Drie dagen later riep mij inderdaad de patroon op zijn bijzonder studeervertrek en verzocht mij plaats te nemen over hem.
‘Beste vriend Ernest,’ begon hij, ‘ik ben u veel dankbaarheid verschuldigd: gij hebt mij steeds ter zijde gestaan, geholpen, ondersteund in mijne zware taak.’ Ik wist zelf niet, dat ik zoo verdienstelijk was. ‘Thans echter ware het van mijnentwege misbruik maken van uwen aanleg en uwe vlijt. De tijd is gekomen om uwe eigene krachten te beproeven, en waar het ook zij, moogt gij altijd op de hulp en de voorspraak van uwen patroon rekenen.’
Ik was diep getroffen door den innemenden toon van Mr. Adams. Het kwam mij voor, alsof de man met droefheid een pijnlijke taak vervulde.
De indruk, welken hij op mij maakte, ontging hem niet.
Zijnen lessenaar verlatend kwam hij tot mij, en vatte mijne beide handen.
‘Heb moed, Ernest,’ zegde hij, ‘met uwe begaafdheden kan men het verre brengen in de wereld, en de toekomst zal aan uwe rechtmatige hoop beantwoorden. Met kracht en volharding, met werk en ijver kunt gij tot alles komen en al uwe wenschen zien vervullen. Doch er dient gestreden te worden in het leven, en wee hem, die vóór den tijd de vruchten wil plukken: hij struikelt om nooit weer op te staan.’
Hij besloot het onderhoud door eenen warmen handdruk, en gaf mij een prachtig boekwerk ten geschenke, als aandenken
| |
| |
aan de jaren, die ik op zijne studie doorgebracht had.
Ik stamelde eenige woorden van dankbaarheid; doch zoodra ik het vertrek uit was, kon ik mijne tranen niet langer bedwingen, en met den dood in het hart verliet ik voor altijd het huis, waar ik eens zooveel geluk droomde.
Mij ontveinzen, dat Mr. Adams de taal der wijsheid sprak, kon ik niet. Ik was zonder fortuin en had geene andere hulpmiddelen dan de giften, welke Tante mij al te mildelijk toedeelde; Clara behoorde tot eene rijke familie, verheven in achting en rang. In weelde opgebracht, aan rijkdom en pracht gewend, kon zij niet afdalen tot eenen jongeling zonder middelen, die zich misschien kon verheffen maar voorzeker na de jaren dat de juffrouw eene bestemming zou kiezen.

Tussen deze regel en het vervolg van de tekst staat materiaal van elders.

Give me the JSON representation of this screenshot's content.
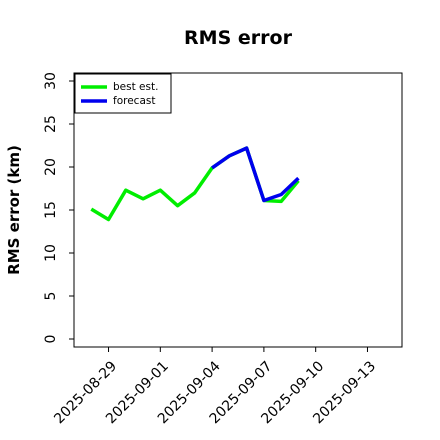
{
  "chart_data": {
    "type": "line",
    "title": "RMS error",
    "xlabel": "",
    "ylabel": "RMS error (km)",
    "ylim": [
      0,
      30
    ],
    "yticks": [
      0,
      5,
      10,
      15,
      20,
      25,
      30
    ],
    "xlim": [
      "2025-08-27",
      "2025-09-15"
    ],
    "xticks": [
      {
        "date": "2025-08-29",
        "label": "2025-08-29",
        "color": "#000000"
      },
      {
        "date": "2025-09-01",
        "label": "2025-09-01",
        "color": "#000000"
      },
      {
        "date": "2025-09-04",
        "label": "2025-09-04",
        "color": "#228b22"
      },
      {
        "date": "2025-09-07",
        "label": "2025-09-07",
        "color": "#000000"
      },
      {
        "date": "2025-09-10",
        "label": "2025-09-10",
        "color": "#000000"
      },
      {
        "date": "2025-09-13",
        "label": "2025-09-13",
        "color": "#000000"
      }
    ],
    "grid": false,
    "legend_position": "top-left",
    "series": [
      {
        "name": "best est.",
        "color": "#00ee00",
        "x": [
          "2025-08-28",
          "2025-08-29",
          "2025-08-30",
          "2025-08-31",
          "2025-09-01",
          "2025-09-02",
          "2025-09-03",
          "2025-09-04",
          "2025-09-05",
          "2025-09-06",
          "2025-09-07",
          "2025-09-08",
          "2025-09-09"
        ],
        "values": [
          15.1,
          13.9,
          17.3,
          16.3,
          17.3,
          15.5,
          17.0,
          19.9,
          21.3,
          22.2,
          16.1,
          16.0,
          18.4
        ]
      },
      {
        "name": "forecast",
        "color": "#0000ee",
        "x": [
          "2025-09-04",
          "2025-09-05",
          "2025-09-06",
          "2025-09-07",
          "2025-09-08",
          "2025-09-09"
        ],
        "values": [
          19.9,
          21.3,
          22.2,
          16.1,
          16.8,
          18.7
        ]
      }
    ]
  }
}
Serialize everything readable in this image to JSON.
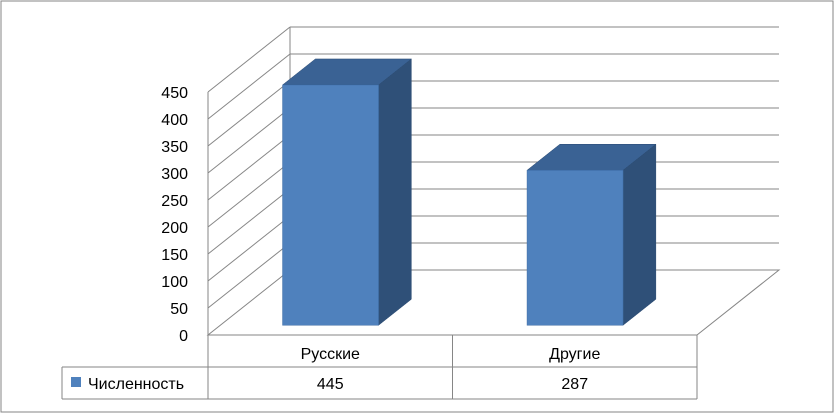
{
  "chart_data": {
    "type": "bar",
    "title": "",
    "xlabel": "",
    "ylabel": "",
    "categories": [
      "Русские",
      "Другие"
    ],
    "series": [
      {
        "name": "Численность",
        "values": [
          445,
          287
        ],
        "color": "#4f81bd"
      }
    ],
    "ylim": [
      0,
      450
    ],
    "yticks": [
      0,
      50,
      100,
      150,
      200,
      250,
      300,
      350,
      400,
      450
    ],
    "grid": true,
    "legend": "data-table-left",
    "data_table": true,
    "three_d": true,
    "colors": {
      "bar_front": "#4f81bd",
      "bar_side": "#2f5078",
      "bar_top": "#3a6294",
      "grid": "#868686",
      "border": "#868686"
    }
  }
}
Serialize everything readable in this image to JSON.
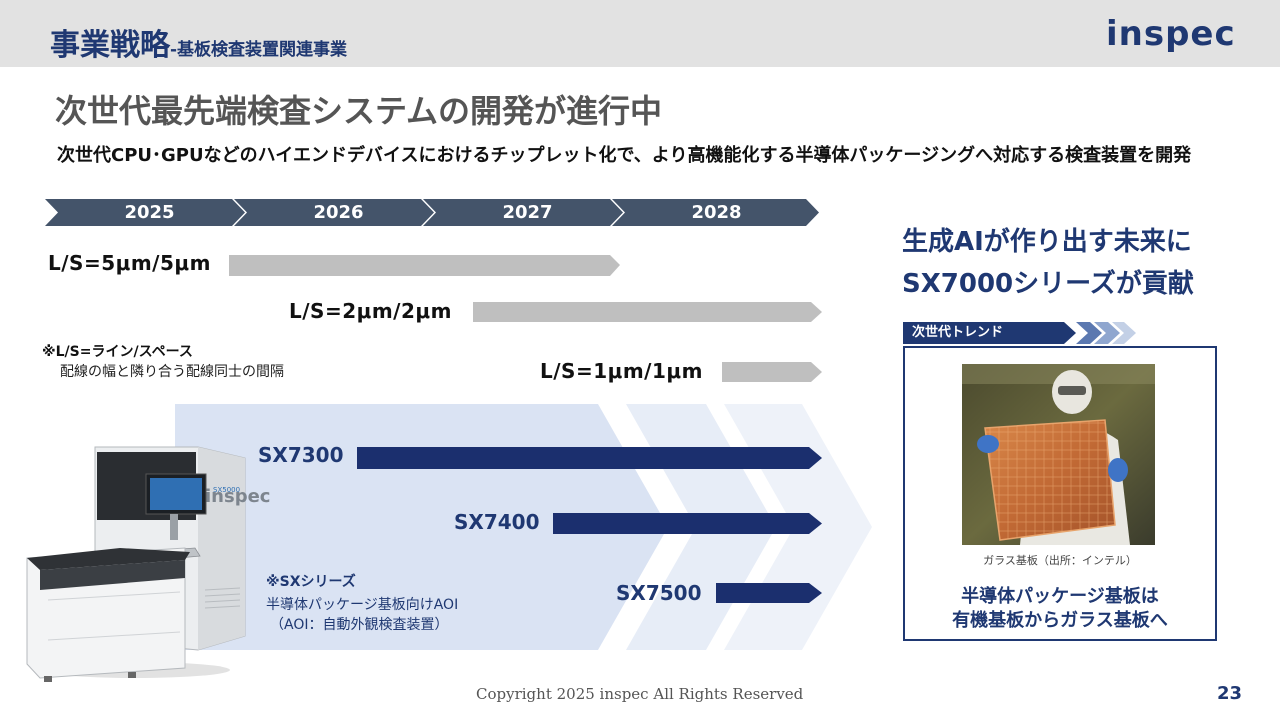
{
  "header": {
    "title": "事業戦略",
    "subtitle": "-基板検査装置関連事業",
    "logo_text": "inspec"
  },
  "headline": "次世代最先端検査システムの開発が進行中",
  "subline": "次世代CPU･GPUなどのハイエンドデバイスにおけるチップレット化で、より高機能化する半導体パッケージングへ対応する検査装置を開発",
  "timeline": {
    "years": [
      "2025",
      "2026",
      "2027",
      "2028"
    ]
  },
  "line_space": {
    "items": [
      "L/S=5μm/5μm",
      "L/S=2μm/2μm",
      "L/S=1μm/1μm"
    ],
    "note_title": "※L/S=ライン/スペース",
    "note_desc": "配線の幅と隣り合う配線同士の間隔"
  },
  "products": {
    "models": [
      "SX7300",
      "SX7400",
      "SX7500"
    ],
    "note_title": "※SXシリーズ",
    "note_line1": "半導体パッケージ基板向けAOI",
    "note_line2": "（AOI：自動外観検査装置）",
    "machine_brand": "inspec",
    "machine_model": "SX5000"
  },
  "ai_message": {
    "line1": "生成AIが作り出す未来に",
    "line2": "SX7000シリーズが貢献"
  },
  "trend": {
    "tab_label": "次世代トレンド",
    "caption": "ガラス基板（出所：インテル）",
    "message_line1": "半導体パッケージ基板は",
    "message_line2": "有機基板からガラス基板へ"
  },
  "footer": {
    "copyright": "Copyright 2025 inspec All Rights Reserved",
    "page_number": "23"
  },
  "colors": {
    "navy": "#1f3872",
    "slate": "#44546a",
    "gray_bar": "#bfbfbf",
    "light_blue": "#dae3f3",
    "header_bg": "#e2e2e2"
  }
}
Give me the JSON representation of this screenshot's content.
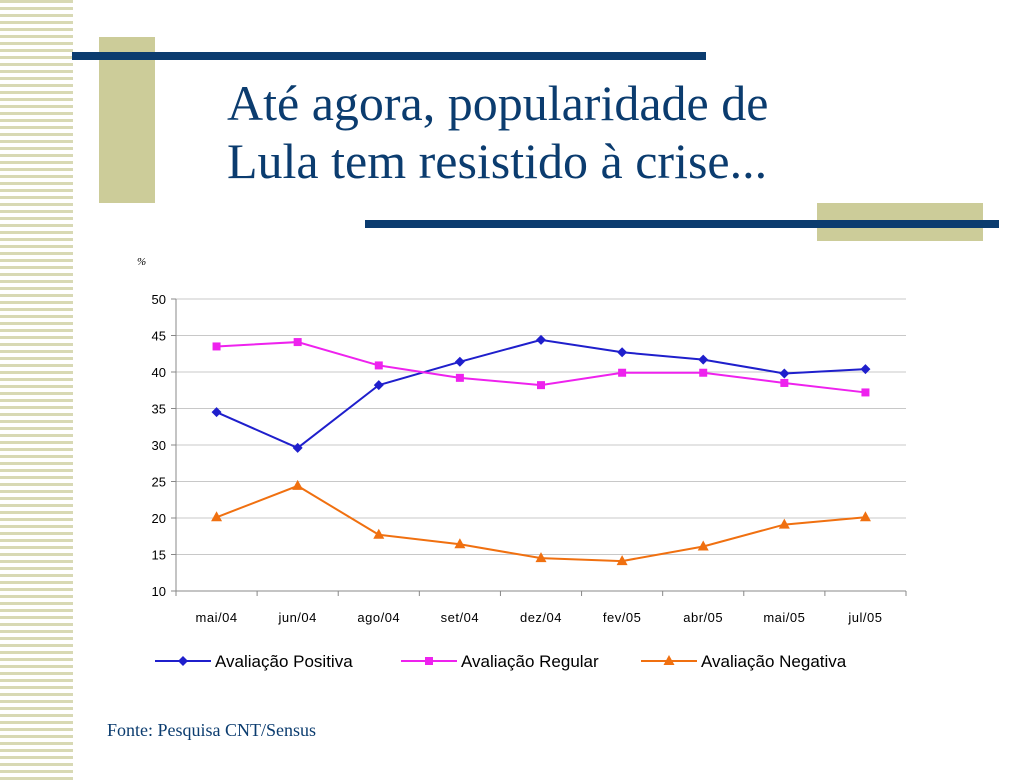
{
  "slide": {
    "title_line1": "Até agora, popularidade de",
    "title_line2": "Lula tem resistido à crise...",
    "source": "Fonte: Pesquisa CNT/Sensus"
  },
  "colors": {
    "title": "#0b3c6f",
    "accent_bar": "#0b3c6f",
    "accent_block": "#cccc99"
  },
  "chart_data": {
    "type": "line",
    "title": "",
    "xlabel": "",
    "ylabel": "%",
    "ylim": [
      10,
      50
    ],
    "yticks": [
      50,
      45,
      40,
      35,
      30,
      25,
      20,
      15,
      10
    ],
    "grid": true,
    "legend_position": "bottom",
    "categories": [
      "mai/04",
      "jun/04",
      "ago/04",
      "set/04",
      "dez/04",
      "fev/05",
      "abr/05",
      "mai/05",
      "jul/05"
    ],
    "series": [
      {
        "name": "Avaliação Positiva",
        "color": "#1f1fcc",
        "marker": "diamond",
        "values": [
          34.5,
          29.6,
          38.2,
          41.4,
          44.4,
          42.7,
          41.7,
          39.8,
          40.4
        ]
      },
      {
        "name": "Avaliação Regular",
        "color": "#ee22ee",
        "marker": "square",
        "values": [
          43.5,
          44.1,
          40.9,
          39.2,
          38.2,
          39.9,
          39.9,
          38.5,
          37.2
        ]
      },
      {
        "name": "Avaliação Negativa",
        "color": "#f07010",
        "marker": "triangle",
        "values": [
          20.1,
          24.4,
          17.7,
          16.4,
          14.5,
          14.1,
          16.1,
          19.1,
          20.1
        ]
      }
    ]
  }
}
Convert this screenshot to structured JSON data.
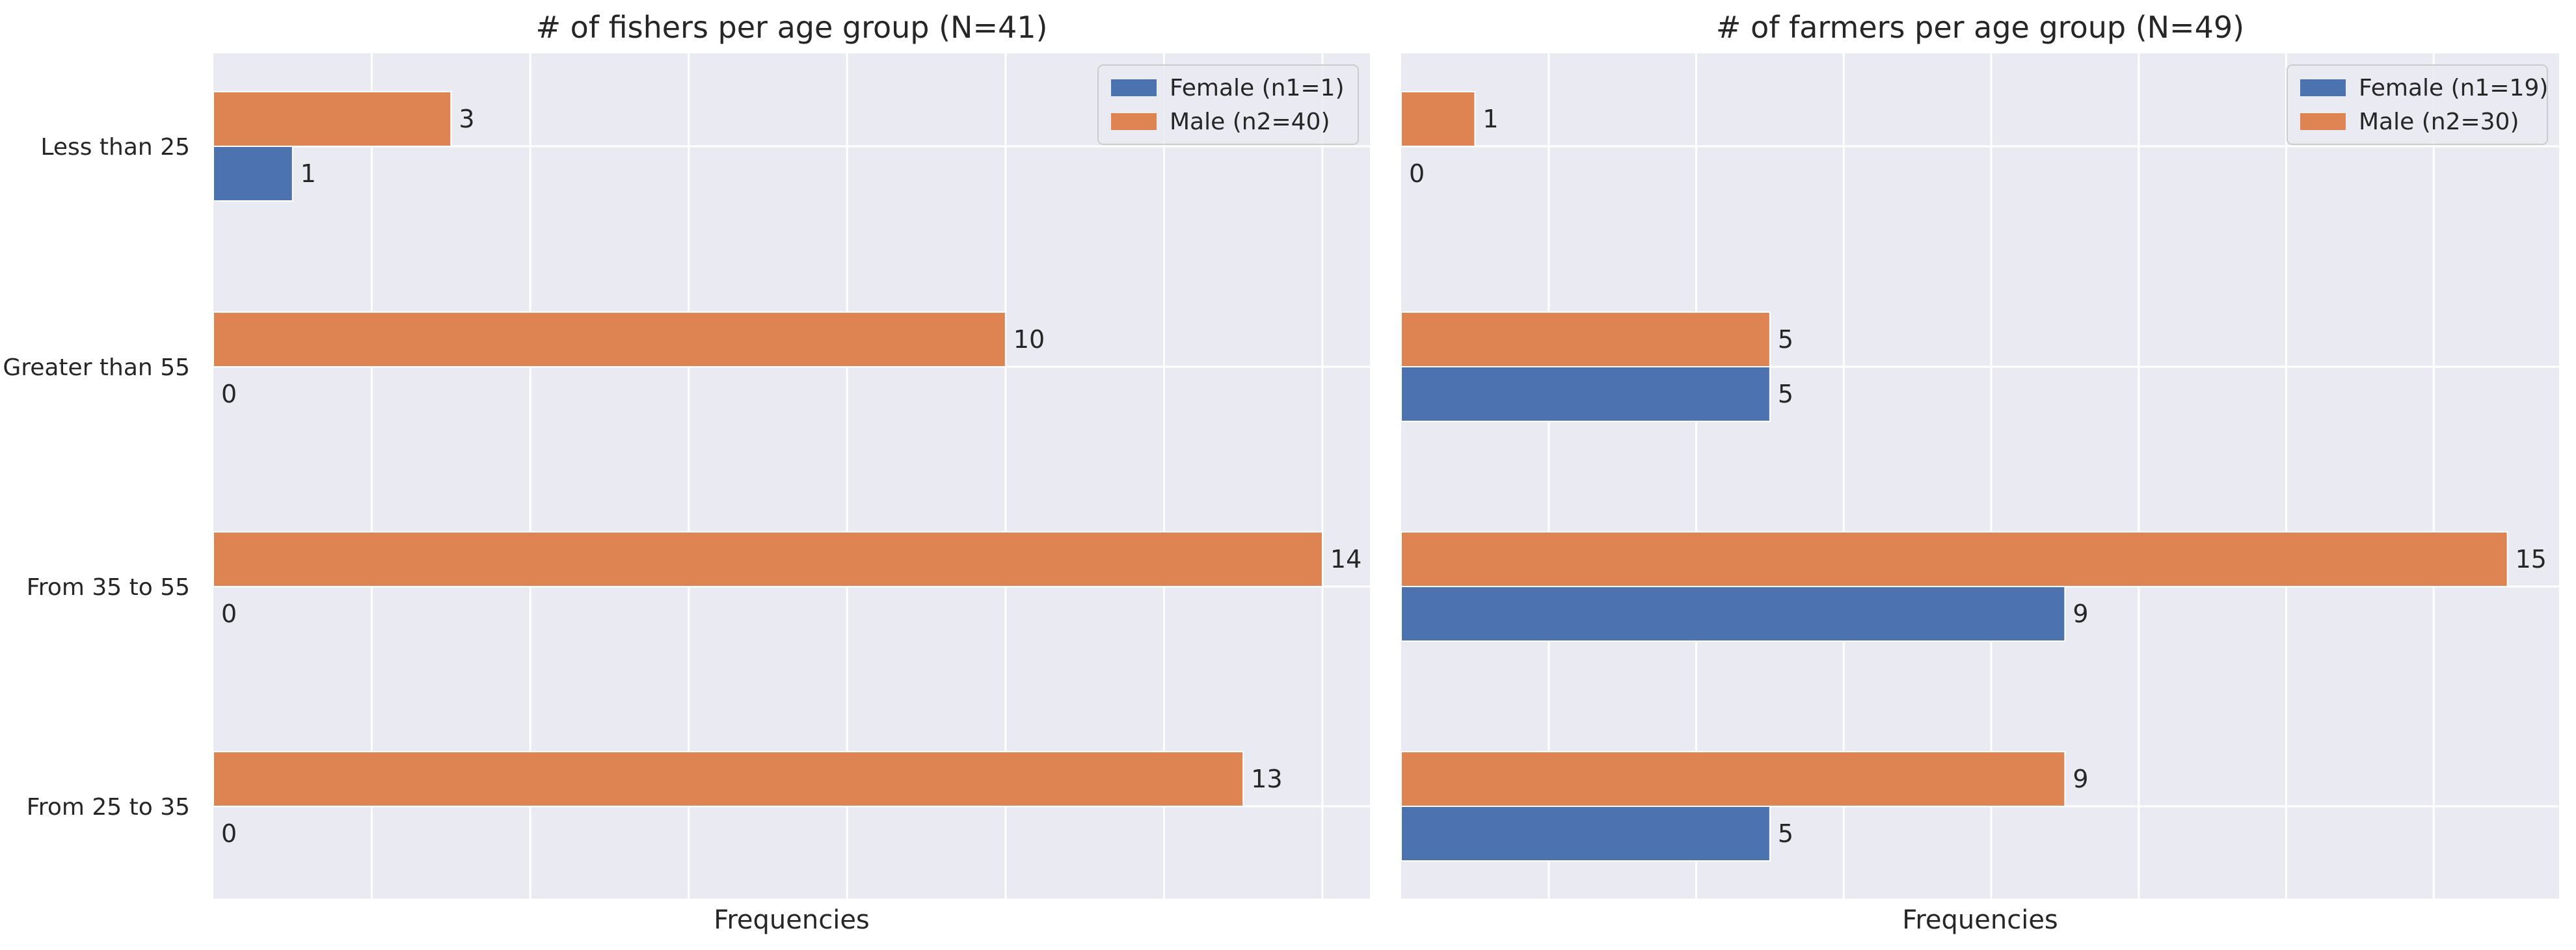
{
  "chart_data": [
    {
      "type": "bar",
      "orientation": "horizontal",
      "title": "# of fishers per age group (N=41)",
      "xlabel": "Frequencies",
      "ylabel": "",
      "categories": [
        "Less than 25",
        "Greater than 55",
        "From 35 to 55",
        "From 25 to 35"
      ],
      "series": [
        {
          "name": "Female (n1=1)",
          "color": "#4c72b0",
          "values": [
            1,
            0,
            0,
            0
          ]
        },
        {
          "name": "Male (n2=40)",
          "color": "#dd8452",
          "values": [
            3,
            10,
            14,
            13
          ]
        }
      ],
      "xlim": [
        0,
        14.6
      ],
      "x_tick_labels_visible": false,
      "grid": true,
      "legend_position": "top-right",
      "show_y_tick_labels": true
    },
    {
      "type": "bar",
      "orientation": "horizontal",
      "title": "# of farmers per age group (N=49)",
      "xlabel": "Frequencies",
      "ylabel": "",
      "categories": [
        "Less than 25",
        "Greater than 55",
        "From 35 to 55",
        "From 25 to 35"
      ],
      "series": [
        {
          "name": "Female (n1=19)",
          "color": "#4c72b0",
          "values": [
            0,
            5,
            9,
            5
          ]
        },
        {
          "name": "Male (n2=30)",
          "color": "#dd8452",
          "values": [
            1,
            5,
            15,
            9
          ]
        }
      ],
      "xlim": [
        0,
        15.7
      ],
      "x_tick_labels_visible": false,
      "grid": true,
      "legend_position": "top-right",
      "show_y_tick_labels": false
    }
  ]
}
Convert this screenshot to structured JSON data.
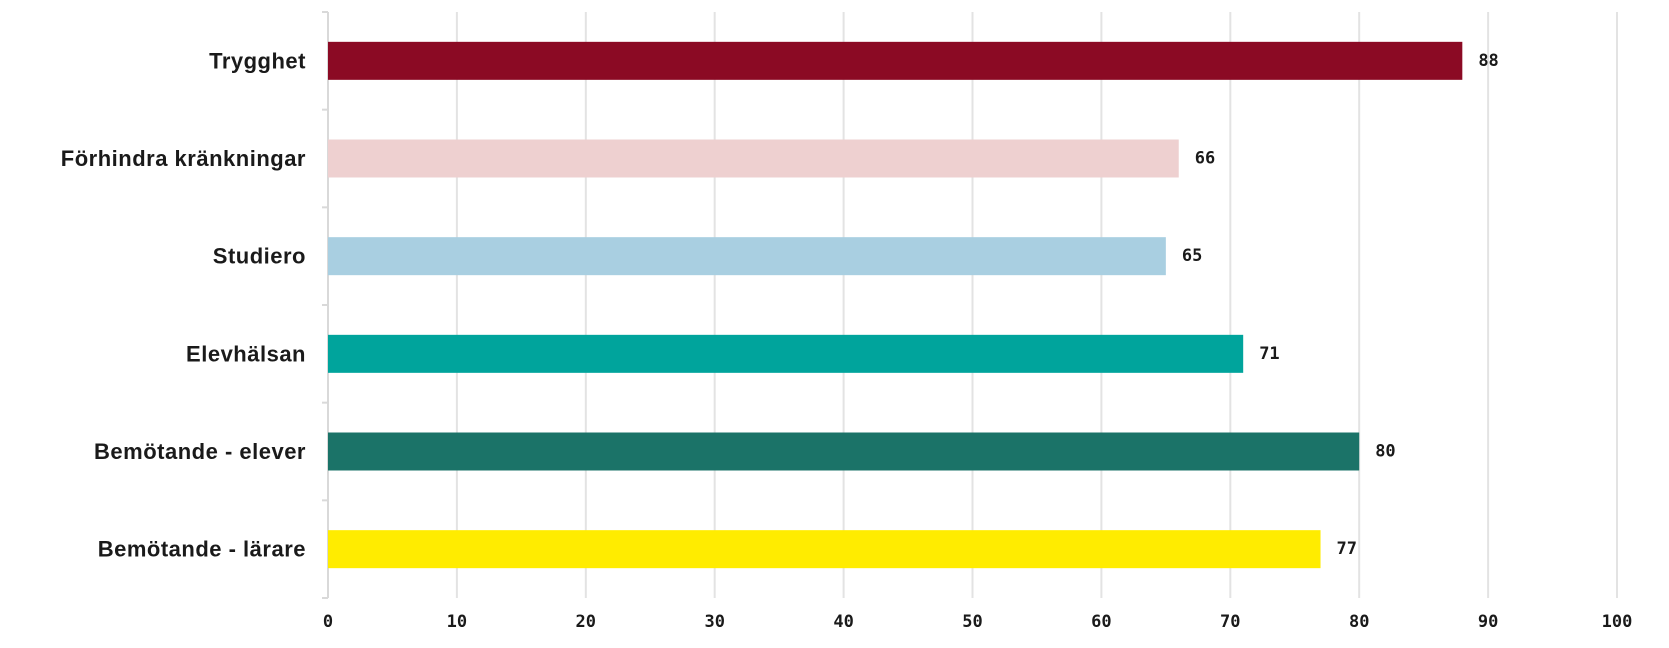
{
  "chart_data": {
    "type": "bar",
    "orientation": "horizontal",
    "categories": [
      "Trygghet",
      "Förhindra kränkningar",
      "Studiero",
      "Elevhälsan",
      "Bemötande - elever",
      "Bemötande - lärare"
    ],
    "values": [
      88,
      66,
      65,
      71,
      80,
      77
    ],
    "colors": [
      "#8b0a24",
      "#eed0d0",
      "#a9cfe1",
      "#00a49c",
      "#1b7368",
      "#ffec00"
    ],
    "xlim": [
      0,
      100
    ],
    "xticks": [
      0,
      10,
      20,
      30,
      40,
      50,
      60,
      70,
      80,
      90,
      100
    ],
    "grid": true,
    "data_labels": true,
    "title": "",
    "xlabel": "",
    "ylabel": ""
  }
}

Het was alles waar; doch ik beminde haar zoo innig, de smart, mij afgewezen te zien, griefde mij zoo diep, dat zij alle ander gevoel overstelpte, en wanhopig gaf ik mij aan eene grenzenlooze droefheid over.
's Anderen daags verliet ik de hoofdstad en vertrok naar het Pannenhuis, de veilige haven, waar wij altijd zeker waren bescherming en troost tegen de stormen des levens te vinden.
Besluiteloos sleet ik daar weken en weken in eene pijnlijke somberheid, behagen scheppend in mijn gefolterd hart door allerlei herinneringen te tergen en te martelen.
Als ik 's avonds, gelijk in de tijden mijner kindsheid, plaats nam aan de zijde van Tante, en zij mij, met het hoofd op den arm geleund, treurig zag staren naar de winterzon, die achter den grooten notelaar onderging, zeide zij dikwijls zich over de oorzaak mijner droefgeestigheid misgrijpend:
‘'t Is toch zonderling, dat wij niets van hen hooren: Bertha had mij zoo vast beloofd te schrijven... een ongeluk alleen kan haar het beletten.’
‘Neen,’ antwoordde ik misnoegd, ‘meisjes vergeten spoedig, en dat is al.’
Zulk gezegde was een vloek in tegenwoordigheid van Tante; doch ik dorst haar niet bekennen, dat ik zelf vergeten had, en dat ik thans voor mijne ontrouw boette en leed.